O PT precisa sofrer na
pele, mas de forma democrática, pelas opções erradas e por não enfrentar a
corrupção desde o início.
O movimento pelo impeachment da presidente Dilma Rousseff me
traz à mente uma frase de Joaquim Nabuco (1849-1919): ?O país tem o direito de
saber quais os motivos de uma peripécia política que altera profundamente o
mandato conferido?. Ela define bem o atual quadro político.
Chamar o impeachment de golpe é rasgar, de forma hipócrita,
páginas da História.
Trata-se de instrumento previsto na Constituição. A esquerda
já o defendeu. Mas é um recurso que deve seguir sempre a Carta Magna.
Os atuais defensores do impeachment podem ser divididos em
dois grupos.
Um é liderado por Eduardo Cunha, que deveria estar no banco
dos réus e não na Presidência da Câmara. Não age movido pela defesa da
democracia. Faz achaques e negociatas para preservar a própria podridão. Junto
a esse grupo, fazendo vista grossa à corrupção de Cunha, estão os que até hoje
não aceitam a derrota nas eleições de 2014.
O outro grupo, com quem pretendo dialogar, abriga os que
reconhecem o gigantesco estelionato eleitoral de Dilma. Ela prometeu uma coisa
na campanha e, ao assumir o mandato, implantou o programa do adversário
derrotado nas urnas.
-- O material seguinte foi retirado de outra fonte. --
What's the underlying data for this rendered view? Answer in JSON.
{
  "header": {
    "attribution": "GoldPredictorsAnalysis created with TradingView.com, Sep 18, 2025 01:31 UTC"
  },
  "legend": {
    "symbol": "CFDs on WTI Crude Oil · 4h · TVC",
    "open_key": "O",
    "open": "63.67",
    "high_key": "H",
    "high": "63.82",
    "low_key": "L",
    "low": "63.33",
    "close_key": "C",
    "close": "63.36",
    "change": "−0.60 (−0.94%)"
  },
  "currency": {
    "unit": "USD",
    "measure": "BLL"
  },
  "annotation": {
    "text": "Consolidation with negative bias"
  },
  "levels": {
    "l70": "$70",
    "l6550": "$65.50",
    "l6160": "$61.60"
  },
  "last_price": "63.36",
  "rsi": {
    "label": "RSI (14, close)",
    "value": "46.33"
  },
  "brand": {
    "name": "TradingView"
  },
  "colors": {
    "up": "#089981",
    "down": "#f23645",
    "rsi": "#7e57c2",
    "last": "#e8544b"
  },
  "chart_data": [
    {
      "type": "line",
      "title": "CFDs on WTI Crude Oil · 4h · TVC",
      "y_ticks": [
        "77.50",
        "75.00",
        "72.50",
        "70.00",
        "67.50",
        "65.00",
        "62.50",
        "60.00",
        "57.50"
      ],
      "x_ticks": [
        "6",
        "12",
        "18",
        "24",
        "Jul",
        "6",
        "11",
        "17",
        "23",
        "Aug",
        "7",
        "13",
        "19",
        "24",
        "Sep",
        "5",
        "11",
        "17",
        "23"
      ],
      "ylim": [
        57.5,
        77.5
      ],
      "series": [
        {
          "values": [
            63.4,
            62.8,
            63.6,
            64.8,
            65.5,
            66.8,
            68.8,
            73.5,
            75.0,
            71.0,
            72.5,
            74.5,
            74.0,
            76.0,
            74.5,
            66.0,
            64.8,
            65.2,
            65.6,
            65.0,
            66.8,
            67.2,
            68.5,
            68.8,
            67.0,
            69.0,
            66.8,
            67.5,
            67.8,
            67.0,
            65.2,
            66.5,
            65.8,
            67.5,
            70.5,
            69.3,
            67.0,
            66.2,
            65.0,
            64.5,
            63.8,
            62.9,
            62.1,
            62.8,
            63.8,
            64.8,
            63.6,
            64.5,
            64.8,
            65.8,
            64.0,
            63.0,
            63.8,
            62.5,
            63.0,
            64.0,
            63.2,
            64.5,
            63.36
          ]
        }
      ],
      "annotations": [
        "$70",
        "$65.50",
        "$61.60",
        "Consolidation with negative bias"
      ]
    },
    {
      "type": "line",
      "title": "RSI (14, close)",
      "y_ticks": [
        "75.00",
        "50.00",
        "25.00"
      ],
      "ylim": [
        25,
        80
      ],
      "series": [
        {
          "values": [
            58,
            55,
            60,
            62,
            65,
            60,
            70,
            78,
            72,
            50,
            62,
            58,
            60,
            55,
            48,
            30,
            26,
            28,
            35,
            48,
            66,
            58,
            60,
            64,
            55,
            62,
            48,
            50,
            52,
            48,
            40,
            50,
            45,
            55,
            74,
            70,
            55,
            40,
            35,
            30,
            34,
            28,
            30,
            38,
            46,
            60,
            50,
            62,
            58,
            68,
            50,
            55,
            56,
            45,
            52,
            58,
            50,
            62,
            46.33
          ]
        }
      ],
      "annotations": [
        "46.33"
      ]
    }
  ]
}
Joga nos ombros dos trabalhadores os sacrifícios da crise
econômica, enquanto protege os interesses dos poderosos.
Esse grupo admite que o governo e sua política que causa
desemprego e recessão priorizam o atendimento aos interesses dos bancos e do
grande capital, em detrimento das áreas sociais, contrariando os princípios de
uma esquerda preocupada com as classes mais pobres.
Diz, com razão, que o PT cometeu crimes imperdoáveis, ao
jogar no lixo a ética e a decência. Mesmo que o partido ainda tenha militantes
honestos e de valor, é impossível acreditar em dirigentes que fingem manter
princípios políticos e ideológicos e, ao mesmo tempo, assaltam os cofres
públicos.
Ainda assim, isso não basta para o impeachment. Os valores
de segurança e previsibilidade na democracia o desautorizam. As denominadas
pedaladas fiscais já foram usadas nos mandatos de Fernando Henrique e Lula e,
depois, por Michel Temer em seus períodos de presidente interino. Esse é o
golpe: a intenção oblíqua de fazer Temer beneficiário da manobra,
entregando-lhe a Presidência.
Impeachment é algo sério. Precisa ter causas seguras e
indesmentíveis.
Por isso, sou contra um impeachment sem razões sólidas, que
objetiva o uso arrivista da insatisfação popular para instalar no poder as
políticas retrógradas do PMDB.
Defendo a mobilização do povo para derrotar ? nas ruas e no
Congresso ? as políticas antipopulares de Dilma.
O PT precisa sofrer na pele, mas de forma democrática, pelas
opções erradas que fez e por não enfrentar a corrupção desde o início.
Deve pagar pela arrogância de supor que sua popularidade era
intocável, mesmo diante da sangria que causava aos cofres públicos.
Ouvir o povo: este é o caminho para reconstruir o país. E
não o descaminho de um impeachment oportunista.
Na democracia, a nação se reencontra na sabedoria das urnas.